The AEQUALIS Shoulder System is intended to treat conditions such as extensive soft tissue damage to the gleno-humeral joint, osteoarthritis, rheumatoid otheritis, traumatic arthritis, and osteonecrosis following severe trauma to the joint. The usual goal of such surgery is to restore the shoulder joint to its best working condition and to reduce or eliminate pain. The SEQUALIS Shoulder System is intended to accomplish these goals. With the AEQUALIS Shoulder System the natural glenoid elements of the shoulder may be conserved or replaced as warranted by the state of disease of injury. Through the AEQUALIS Shoulder System is primarily intended for use as a cemented total shoulder replacement system, it is equally useful as a hemi-shoulder. The modular nature of this system allows for the later conversion of a primary hemi-arthroplasty to a total shoulder replacement. The present Device Modification submission corresponds to the addition of 3 long humeral stems to 3 Inc pressite 2010 stem/neck angle, with the same indications for use already covered by the previous 510(k) clearance.
This is an orthopedic device submission, not an AI/ML device. Therefore, the requested information regarding acceptance criteria and study design for AI/ML performance is not applicable and cannot be extracted from the provided text.
The document describes the AEQUALIS Shoulder System, a total-shoulder and hemi-shoulder system, and a modification adding three long humeral stems.

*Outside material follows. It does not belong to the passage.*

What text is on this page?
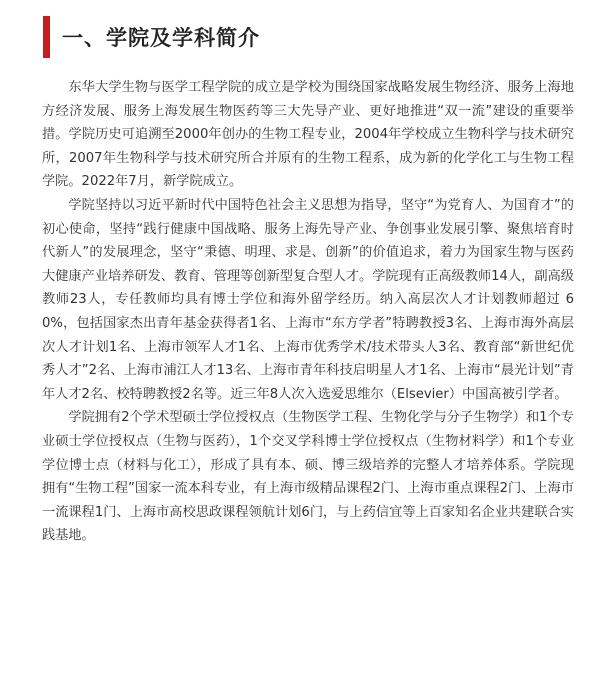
一、学院及学科简介

东华大学生物与医学工程学院的成立是学校为围绕国家战略发展生物经济、服务上海地方经济发展、服务上海发展生物医药等三大先导产业、更好地推进“双一流”建设的重要举措。学院历史可追溯至2000年创办的生物工程专业，2004年学校成立生物科学与技术研究所，2007年生物科学与技术研究所合并原有的生物工程系，成为新的化学化工与生物工程学院。2022年7月，新学院成立。

学院坚持以习近平新时代中国特色社会主义思想为指导，坚守“为党育人、为国育才”的初心使命，坚持“践行健康中国战略、服务上海先导产业、争创事业发展引擎、聚焦培育时代新人”的发展理念，坚守“秉德、明理、求是、创新”的价值追求，着力为国家生物与医药大健康产业培养研发、教育、管理等创新型复合型人才。学院现有正高级教师14人，副高级教师23人，专任教师均具有博士学位和海外留学经历。纳入高层次人才计划教师超过 60%，包括国家杰出青年基金获得者1名、上海市“东方学者”特聘教授3名、上海市海外高层次人才计划1名、上海市领军人才1名、上海市优秀学术/技术带头人3名、教育部“新世纪优秀人才”2名、上海市浦江人才13名、上海市青年科技启明星人才1名、上海市“晨光计划”青年人才2名、校特聘教授2名等。近三年8人次入选爱思维尔（Elsevier）中国高被引学者。

学院拥有2个学术型硕士学位授权点（生物医学工程、生物化学与分子生物学）和1个专业硕士学位授权点（生物与医药），1个交叉学科博士学位授权点（生物材料学）和1个专业学位博士点（材料与化工），形成了具有本、硕、博三级培养的完整人才培养体系。学院现拥有“生物工程”国家一流本科专业，有上海市级精品课程2门、上海市重点课程2门、上海市一流课程1门、上海市高校思政课程领航计划6门，与上药信宜等上百家知名企业共建联合实践基地。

The submission is a Special 510(k) for device modification, indicating a comparison to a legally marketed predicate device (AEQUALIS Shoulder system, K952928, and Select Shoulder CoCr Humeral stem, K962315) to establish substantial equivalence.
The "study that proves the device meets the acceptance criteria" in this context refers to demonstrating substantial equivalence to a predicate device, typically through documentation of design specifications, materials, manufacturing processes, and sometimes bench testing or biocompatibility testing, rather than performance metrics of an AI algorithm.
Therefore, the table for acceptance criteria and device performance, and all subsequent points related to AI/ML study design, cannot be created or answered from this document.